Jestem chirurgiem ortopedą. Przez sześć lat cierpiałem na wrzodziejące zapalenie jelita grubego. Nie pomagało nic poza bardzo restrykcyjną dietą. W styczniu 1999 roku moi dwaj przyjaciele dostarczyli mi sok noni. Odmówiłem przyjęcia, gdyż podejrzewałem, że chcą mi coś sprzedać. Byłem bardzo uparty. Po sześciu miesiącach moja żona przyniosła do domu sok noni i powiedziała że jest zapłacony, zamierza go wypróbować i że mógłbym zrobić to także. I zrobiłem, choć bardzo sceptycznie. Rozpocząłem od 2 uncji rano i 2 wieczorem (tę samą dawkę piję do dziś).
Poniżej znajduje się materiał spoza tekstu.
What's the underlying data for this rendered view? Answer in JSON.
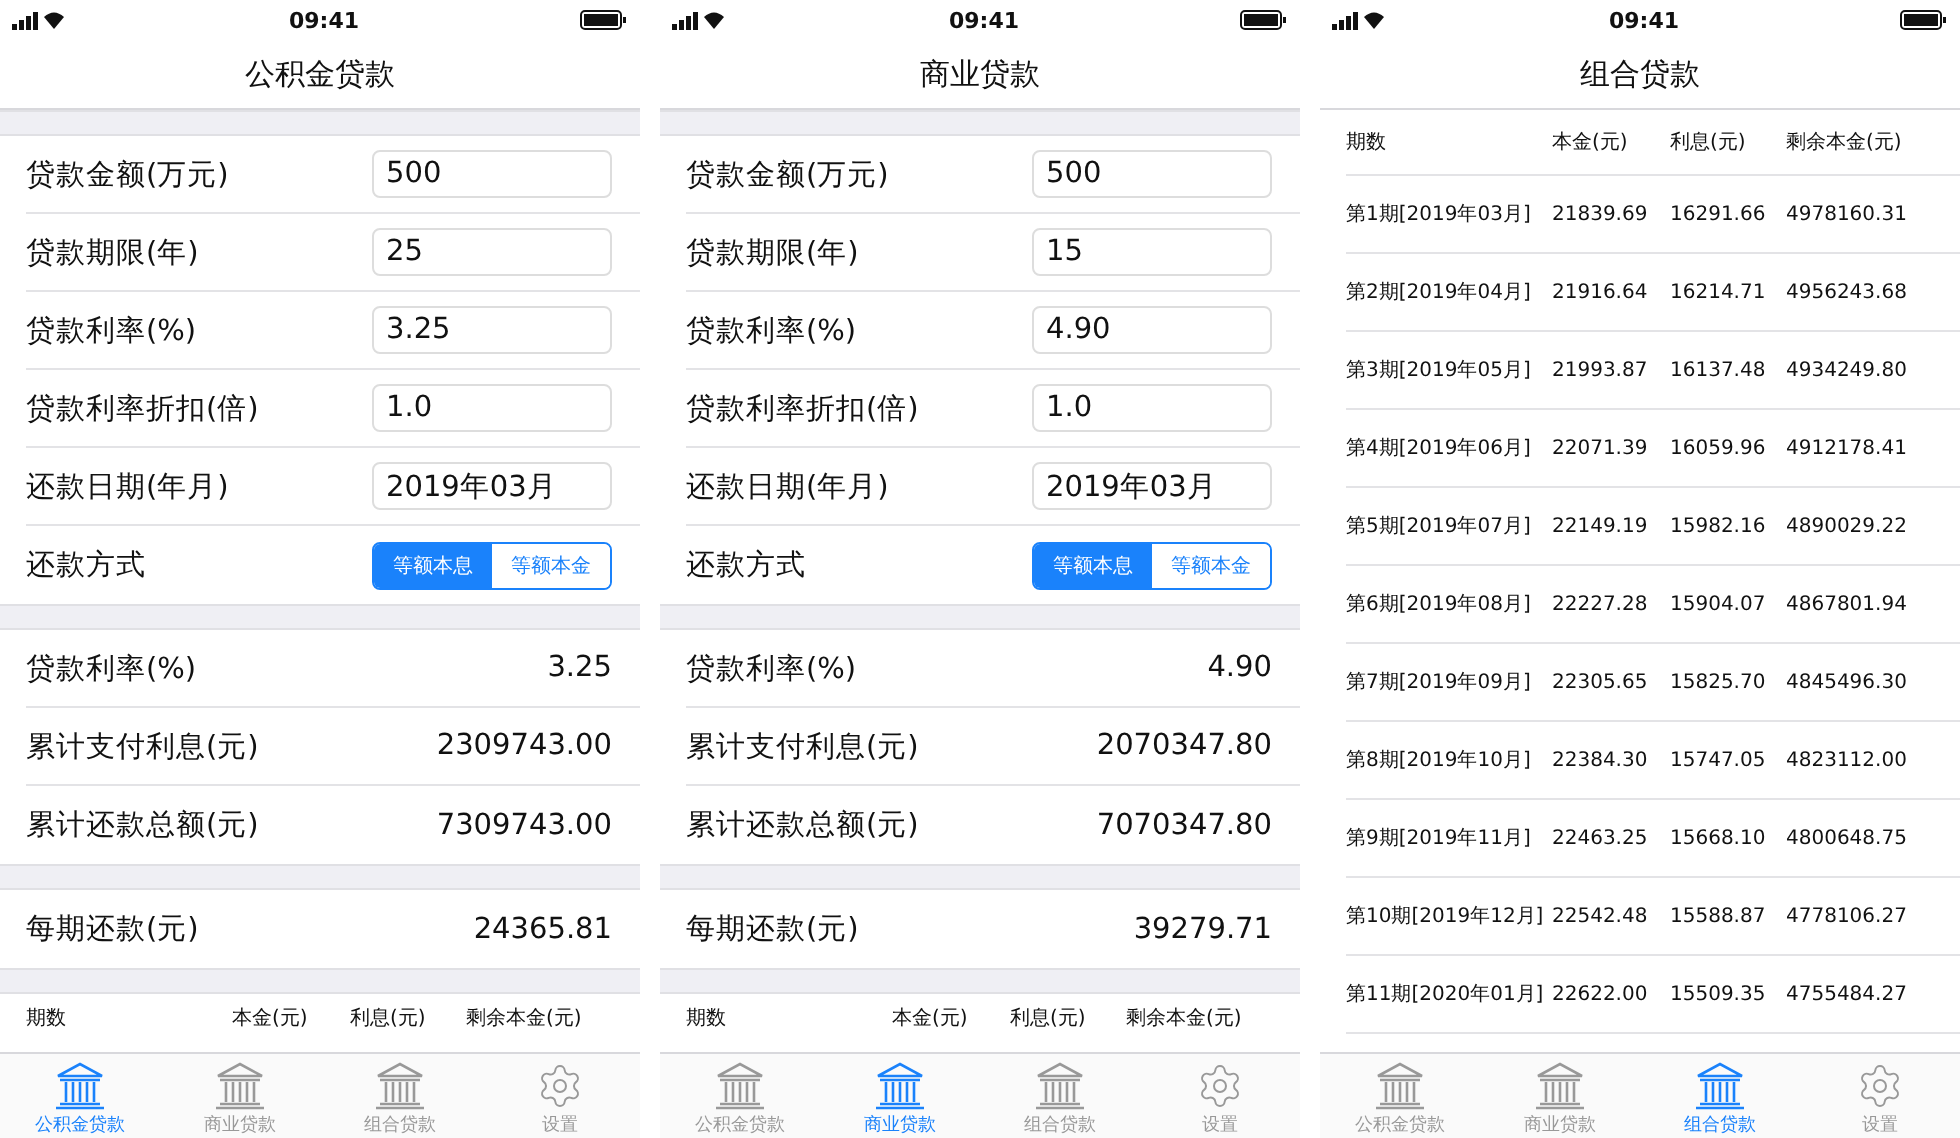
{
  "screens": [
    {
      "kind": "calculator",
      "status_bar": {
        "time": "09:41"
      },
      "title": "公积金贷款",
      "fields": [
        {
          "label": "贷款金额(万元)",
          "value": "500"
        },
        {
          "label": "贷款期限(年)",
          "value": "25"
        },
        {
          "label": "贷款利率(%)",
          "value": "3.25"
        },
        {
          "label": "贷款利率折扣(倍)",
          "value": "1.0"
        },
        {
          "label": "还款日期(年月)",
          "value": "2019年03月"
        }
      ],
      "repayment": {
        "label": "还款方式",
        "options": [
          {
            "label": "等额本息",
            "selected": true
          },
          {
            "label": "等额本金",
            "selected": false
          }
        ]
      },
      "results": [
        {
          "label": "贷款利率(%)",
          "value": "3.25"
        },
        {
          "label": "累计支付利息(元)",
          "value": "2309743.00"
        },
        {
          "label": "累计还款总额(元)",
          "value": "7309743.00"
        }
      ],
      "monthly": {
        "label": "每期还款(元)",
        "value": "24365.81"
      },
      "schedule": {
        "columns": [
          "期数",
          "本金(元)",
          "利息(元)",
          "剩余本金(元)"
        ]
      },
      "tab_bar": [
        {
          "label": "公积金贷款",
          "kind": "bank",
          "selected": true
        },
        {
          "label": "商业贷款",
          "kind": "bank",
          "selected": false
        },
        {
          "label": "组合贷款",
          "kind": "bank",
          "selected": false
        },
        {
          "label": "设置",
          "kind": "gear",
          "selected": false
        }
      ]
    },
    {
      "kind": "calculator",
      "status_bar": {
        "time": "09:41"
      },
      "title": "商业贷款",
      "fields": [
        {
          "label": "贷款金额(万元)",
          "value": "500"
        },
        {
          "label": "贷款期限(年)",
          "value": "15"
        },
        {
          "label": "贷款利率(%)",
          "value": "4.90"
        },
        {
          "label": "贷款利率折扣(倍)",
          "value": "1.0"
        },
        {
          "label": "还款日期(年月)",
          "value": "2019年03月"
        }
      ],
      "repayment": {
        "label": "还款方式",
        "options": [
          {
            "label": "等额本息",
            "selected": true
          },
          {
            "label": "等额本金",
            "selected": false
          }
        ]
      },
      "results": [
        {
          "label": "贷款利率(%)",
          "value": "4.90"
        },
        {
          "label": "累计支付利息(元)",
          "value": "2070347.80"
        },
        {
          "label": "累计还款总额(元)",
          "value": "7070347.80"
        }
      ],
      "monthly": {
        "label": "每期还款(元)",
        "value": "39279.71"
      },
      "schedule": {
        "columns": [
          "期数",
          "本金(元)",
          "利息(元)",
          "剩余本金(元)"
        ]
      },
      "tab_bar": [
        {
          "label": "公积金贷款",
          "kind": "bank",
          "selected": false
        },
        {
          "label": "商业贷款",
          "kind": "bank",
          "selected": true
        },
        {
          "label": "组合贷款",
          "kind": "bank",
          "selected": false
        },
        {
          "label": "设置",
          "kind": "gear",
          "selected": false
        }
      ]
    },
    {
      "kind": "schedule",
      "status_bar": {
        "time": "09:41"
      },
      "title": "组合贷款",
      "schedule": {
        "columns": [
          "期数",
          "本金(元)",
          "利息(元)",
          "剩余本金(元)"
        ],
        "rows": [
          [
            "第1期[2019年03月]",
            "21839.69",
            "16291.66",
            "4978160.31"
          ],
          [
            "第2期[2019年04月]",
            "21916.64",
            "16214.71",
            "4956243.68"
          ],
          [
            "第3期[2019年05月]",
            "21993.87",
            "16137.48",
            "4934249.80"
          ],
          [
            "第4期[2019年06月]",
            "22071.39",
            "16059.96",
            "4912178.41"
          ],
          [
            "第5期[2019年07月]",
            "22149.19",
            "15982.16",
            "4890029.22"
          ],
          [
            "第6期[2019年08月]",
            "22227.28",
            "15904.07",
            "4867801.94"
          ],
          [
            "第7期[2019年09月]",
            "22305.65",
            "15825.70",
            "4845496.30"
          ],
          [
            "第8期[2019年10月]",
            "22384.30",
            "15747.05",
            "4823112.00"
          ],
          [
            "第9期[2019年11月]",
            "22463.25",
            "15668.10",
            "4800648.75"
          ],
          [
            "第10期[2019年12月]",
            "22542.48",
            "15588.87",
            "4778106.27"
          ],
          [
            "第11期[2020年01月]",
            "22622.00",
            "15509.35",
            "4755484.27"
          ]
        ]
      },
      "tab_bar": [
        {
          "label": "公积金贷款",
          "kind": "bank",
          "selected": false
        },
        {
          "label": "商业贷款",
          "kind": "bank",
          "selected": false
        },
        {
          "label": "组合贷款",
          "kind": "bank",
          "selected": true
        },
        {
          "label": "设置",
          "kind": "gear",
          "selected": false
        }
      ]
    }
  ]
}
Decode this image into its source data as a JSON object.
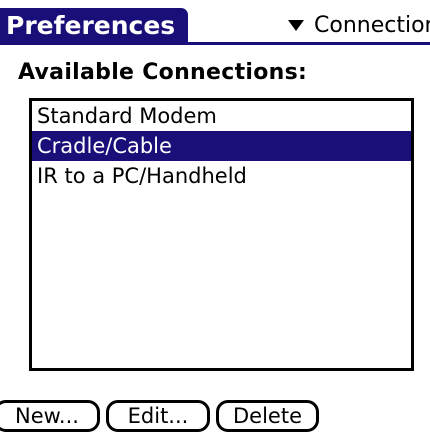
{
  "header": {
    "title": "Preferences",
    "category_label": "Connection",
    "category_icon": "triangle-down-icon",
    "accent_color": "#1a0f78"
  },
  "main": {
    "heading": "Available Connections:",
    "connections": [
      {
        "label": "Standard Modem",
        "selected": false
      },
      {
        "label": "Cradle/Cable",
        "selected": true
      },
      {
        "label": "IR to a PC/Handheld",
        "selected": false
      }
    ]
  },
  "buttons": {
    "new_label": "New...",
    "edit_label": "Edit...",
    "delete_label": "Delete"
  }
}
Byłem niezwykle zdziwiony kiedy po trzech tygodniach poczułem się zdecydowanie lepiej. Objawy zapalenia jelita grubego ustąpiły w niecały miesiąc; nie musiałem też 10 - 12 razy dziennie biegać do łazienki. Po raz pierwszy od sześciu lat poczułem się całkowicie dobrze i bez dolegliwości bólowych. 

dr Brent F. , USA

Ta strona oferuje indywidualne, subiektywne świadectwa, na które mogły mieć wpływ inne czynniki niż spożycie soku noni. Autorzy tych świadectw stosowali różne ilości soku noni. W przypadku jakichkolwiek dolegliwości medycznych, należy udać się do lekarza lub specjalisty.